The TestPilot analysis doesn’t specifically address the relative prominence of back button versus tab switches or links inside pages because it only includes browser chrome — defined as the area surrounding the tabbed browser. I’d love to see a replication of this study which counted clicks on tabs as well as interior to the browsed page UI.


17
Jun 10

Tabbed Browsing and Search Behavior

Category: HCI, Mozilla, Search | 1 Comment

The latest Mozilla TestPilot study to publish data is the Tab Switch Study evolving the logging stream from the Tab Open Close study. Less robust tab usage data is also available in the first week in the life data drop.

In addition to improvements to logging to allow individual tabs to be tracked accurately as users open and close tabs around them, the latest study includes tagging of search result pages (SRPs). This is particularly interesting to me as clickstream patterns around search results are highly useful for evaluating search quality and even generating data for machine learning, but tabbed browsing (and new window strategies) may seriously affect how a server side log appears and complicate accurately reconstructing the user sequence.

How is tabbed browsing used in search?

I found that 96% of the users in the 2000 user data set had a URL loaded from an SRP. 86% of these users also opened a new tab from an SRP, suggesting that at least in this audience, opening links in tabs from an SRP is a very well known strategy available to over 90% of users.

The denominator for the following stats are *either* tab focus changes or page loads in a tab.

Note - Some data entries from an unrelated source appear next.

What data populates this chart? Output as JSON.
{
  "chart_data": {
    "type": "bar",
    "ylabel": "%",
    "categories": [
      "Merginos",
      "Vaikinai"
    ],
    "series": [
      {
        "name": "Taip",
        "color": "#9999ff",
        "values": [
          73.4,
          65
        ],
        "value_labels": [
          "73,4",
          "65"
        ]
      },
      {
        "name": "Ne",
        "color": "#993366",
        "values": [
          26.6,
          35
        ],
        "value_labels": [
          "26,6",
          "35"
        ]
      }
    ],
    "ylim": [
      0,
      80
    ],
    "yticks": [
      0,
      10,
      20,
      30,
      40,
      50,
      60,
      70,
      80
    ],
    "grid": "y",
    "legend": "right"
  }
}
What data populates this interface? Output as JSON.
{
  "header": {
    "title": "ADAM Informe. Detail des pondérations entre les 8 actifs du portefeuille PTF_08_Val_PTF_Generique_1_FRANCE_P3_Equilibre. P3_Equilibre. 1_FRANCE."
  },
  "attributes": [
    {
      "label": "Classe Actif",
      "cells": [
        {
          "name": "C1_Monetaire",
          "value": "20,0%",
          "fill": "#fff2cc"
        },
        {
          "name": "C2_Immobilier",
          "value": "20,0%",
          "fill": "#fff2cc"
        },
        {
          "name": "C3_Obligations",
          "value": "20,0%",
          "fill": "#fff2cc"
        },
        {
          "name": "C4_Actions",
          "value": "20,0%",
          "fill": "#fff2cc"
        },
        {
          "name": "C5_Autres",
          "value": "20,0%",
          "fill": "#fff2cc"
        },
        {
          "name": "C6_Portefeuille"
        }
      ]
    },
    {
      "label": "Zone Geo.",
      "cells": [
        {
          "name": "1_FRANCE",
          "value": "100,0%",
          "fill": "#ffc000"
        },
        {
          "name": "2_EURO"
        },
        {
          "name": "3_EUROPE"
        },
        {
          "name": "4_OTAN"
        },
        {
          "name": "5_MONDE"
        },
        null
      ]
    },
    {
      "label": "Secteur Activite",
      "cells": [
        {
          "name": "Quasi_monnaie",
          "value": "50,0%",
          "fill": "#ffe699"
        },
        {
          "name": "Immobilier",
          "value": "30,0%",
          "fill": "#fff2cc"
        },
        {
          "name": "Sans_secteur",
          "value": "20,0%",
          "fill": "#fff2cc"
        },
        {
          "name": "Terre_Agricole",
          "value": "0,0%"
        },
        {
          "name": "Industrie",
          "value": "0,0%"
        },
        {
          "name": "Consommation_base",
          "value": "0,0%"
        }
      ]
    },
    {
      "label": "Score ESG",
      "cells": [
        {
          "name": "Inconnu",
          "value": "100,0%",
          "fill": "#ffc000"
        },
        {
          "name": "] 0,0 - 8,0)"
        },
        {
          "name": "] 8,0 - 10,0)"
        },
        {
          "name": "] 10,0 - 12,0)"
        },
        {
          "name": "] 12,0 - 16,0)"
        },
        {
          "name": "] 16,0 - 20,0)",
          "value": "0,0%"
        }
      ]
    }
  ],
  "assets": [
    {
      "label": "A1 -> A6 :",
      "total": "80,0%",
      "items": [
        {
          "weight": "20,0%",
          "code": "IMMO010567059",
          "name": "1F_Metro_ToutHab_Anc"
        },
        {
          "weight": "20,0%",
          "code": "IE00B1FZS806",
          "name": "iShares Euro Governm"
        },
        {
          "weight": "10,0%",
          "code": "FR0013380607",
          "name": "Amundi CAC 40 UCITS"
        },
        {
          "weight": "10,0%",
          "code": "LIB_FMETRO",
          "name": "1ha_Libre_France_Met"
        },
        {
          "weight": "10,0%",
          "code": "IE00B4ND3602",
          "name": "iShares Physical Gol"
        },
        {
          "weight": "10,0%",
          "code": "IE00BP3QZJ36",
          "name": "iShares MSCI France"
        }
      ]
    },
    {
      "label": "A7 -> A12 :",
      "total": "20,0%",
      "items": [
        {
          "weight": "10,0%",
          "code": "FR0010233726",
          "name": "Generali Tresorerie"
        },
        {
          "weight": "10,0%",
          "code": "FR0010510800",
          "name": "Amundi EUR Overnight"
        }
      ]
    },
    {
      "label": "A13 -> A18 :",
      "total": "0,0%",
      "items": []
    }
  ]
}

For those SRPs, 40% of changes were page loads in the same tab and 20% were open in new tabs. Thus, open in new tab doesn’t seem to be the predominant strategy. However, I would expect navigational queries, estimated by research at 30% of web search engine usage, not to invoke a open in new tab strategy.

General behavior following a page load

Looking at successive events from a load event to specifically to understand search and tabs, we see users are only about 8.5% more likely to open a page following an SRP in a new tab than for any other page load.

.

Is SRP? Close Load Open Tab Open Window Switch

.

0 8.49% 62.4% 12.91% 0.01% 16.2%

.

1 4.75% 69.92% 14.08% 0.01% 11.24%

.

Grand Total 8.21% 62.97% 13% 0.01% 15.82%

My SQL for creating a MySQL table, importing the data, and creating a derived sequence table is available on github:

For my analysis of previous tab usage TestPilot datasets, see this post and my visualization galllery.

Back to tracking SRP behavior, it looks like tabbed browsing is only barely more of an issue for pathing in search behavior than in general web activity. Anybody know of an analytics solution that tackles this? Creative use of window.name would likely maintain pathing integrity even when tabs are opened in the background.